A Valley veteran is opening up about the incident where he was refused entry into a bar, and what's happened since he posted about it online.
On Wednesday, Brandon Andrus, his wife, and brother went to the opening of Dierks Bentley's Whiskey Row's opening in downtown Gilbert.
"[An employee] said 'Sorry, I can't let you in' and I naturally thought he was joking because I've never had that happen," said Andrus. "Being an overly aggressive veteran too, I got a little overheated."
"It was because of the numbers on my neck, they didn't know what it was and thought it was related to a gang," said Andrus.
Andrus has the number 22 tattooed on his neck.
"It represents the 22 veterans that commit suicide every day," Andrus explained. "I've had quite a few friends commit suicide from our time in Iraq and yeah I don't want that to happen anymore."
What Andrus didn't expect was the restaurant's quick response to clarify the misunderstanding.
Robyn Moore, a spokesperson for Riot Hospitality Group, which owns Whiskey Row, told ABC15 Andrus was turned away because of a company policy prohibiting neck tattoos.
In 2010, the business instituted a dress code barring entry to anyone with a neck or facial tattoo.
"I think it's a ridiculous policy and I think it's discrimination against some really good people," said Andrus.
Managers from the Whiskey Row in Gilbert called Andrus and personally apologized, the parent company also posted an apology and said it is looking into amending the tattoo and dress code policy.
Whiskey Row will be working with police to identify "...the difference between gang and non-gang related tattoos."
Moore said the company values veterans and all those who have served.
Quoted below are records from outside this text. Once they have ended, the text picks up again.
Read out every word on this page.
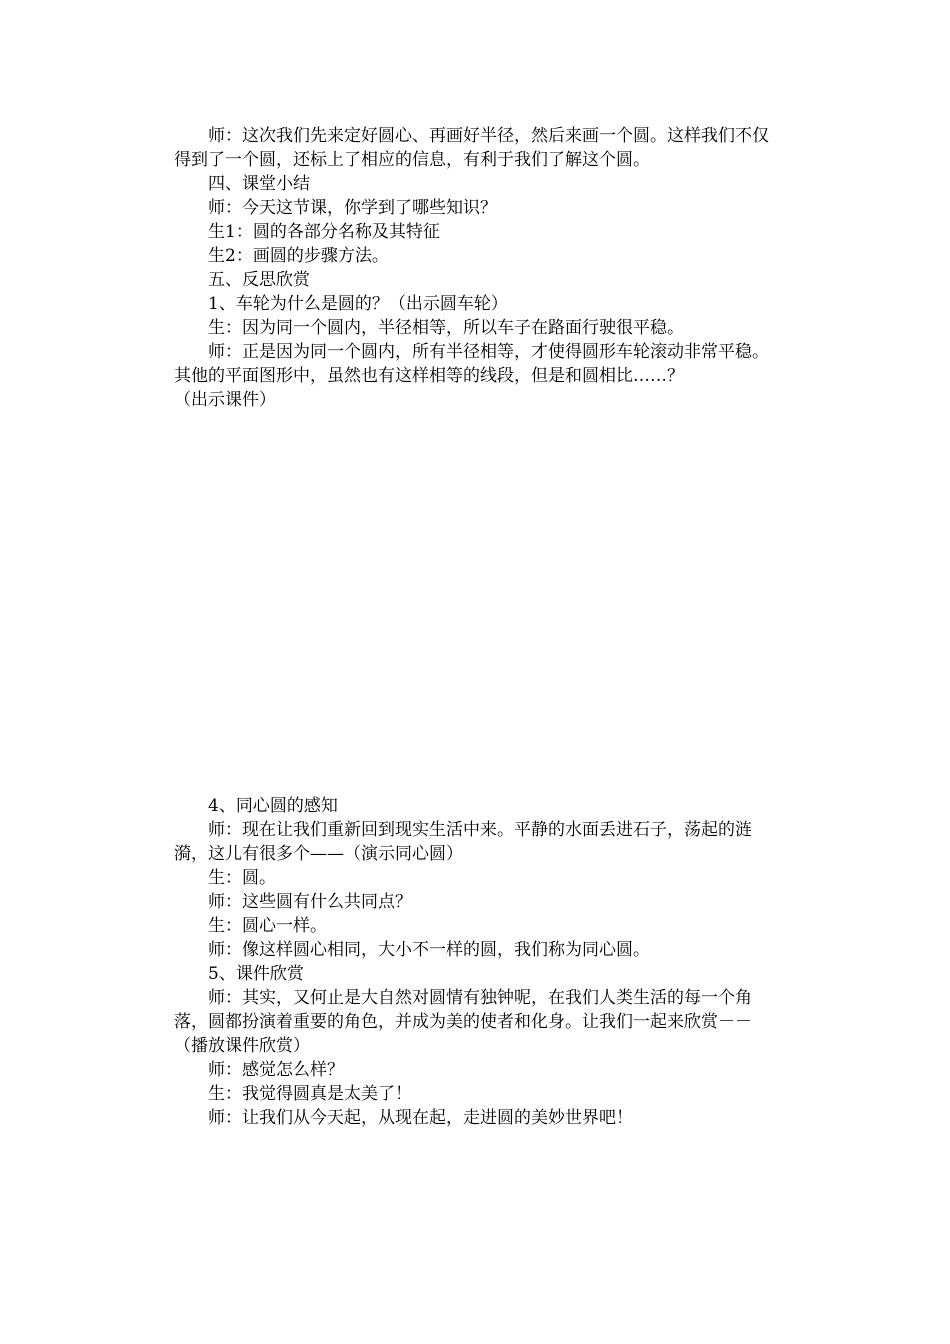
师：这次我们先来定好圆心、再画好半径，然后来画一个圆。这样我们不仅

得到了一个圆，还标上了相应的信息，有利于我们了解这个圆。

四、课堂小结

师：今天这节课，你学到了哪些知识？

生1：圆的各部分名称及其特征

生2：画圆的步骤方法。

五、反思欣赏

1、车轮为什么是圆的？（出示圆车轮）

生：因为同一个圆内，半径相等，所以车子在路面行驶很平稳。

师：正是因为同一个圆内，所有半径相等，才使得圆形车轮滚动非常平稳。

其他的平面图形中，虽然也有这样相等的线段，但是和圆相比……？

（出示课件）

4、同心圆的感知

师：现在让我们重新回到现实生活中来。平静的水面丢进石子，荡起的涟

漪，这儿有很多个——（演示同心圆）

生：圆。

师：这些圆有什么共同点？

生：圆心一样。

师：像这样圆心相同，大小不一样的圆，我们称为同心圆。

5、课件欣赏

师：其实，又何止是大自然对圆情有独钟呢，在我们人类生活的每一个角

落，圆都扮演着重要的角色，并成为美的使者和化身。让我们一起来欣赏－－

（播放课件欣赏）

师：感觉怎么样？

生：我觉得圆真是太美了！

师：让我们从今天起，从现在起，走进圆的美妙世界吧！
The Whiskey Row in Gilbert is now planning a "Veterans Appreciation Day" on Wednesday, March 29th. Proceeds will go to the Wounded Warriors Project.
Andrew says the response from Whiskey Row is more than he ever expected and is especially excited about the possibility of policy changes.
"They're going to be a lot of people that are able to go in there now....that wouldn't be beforehand," said Andrus.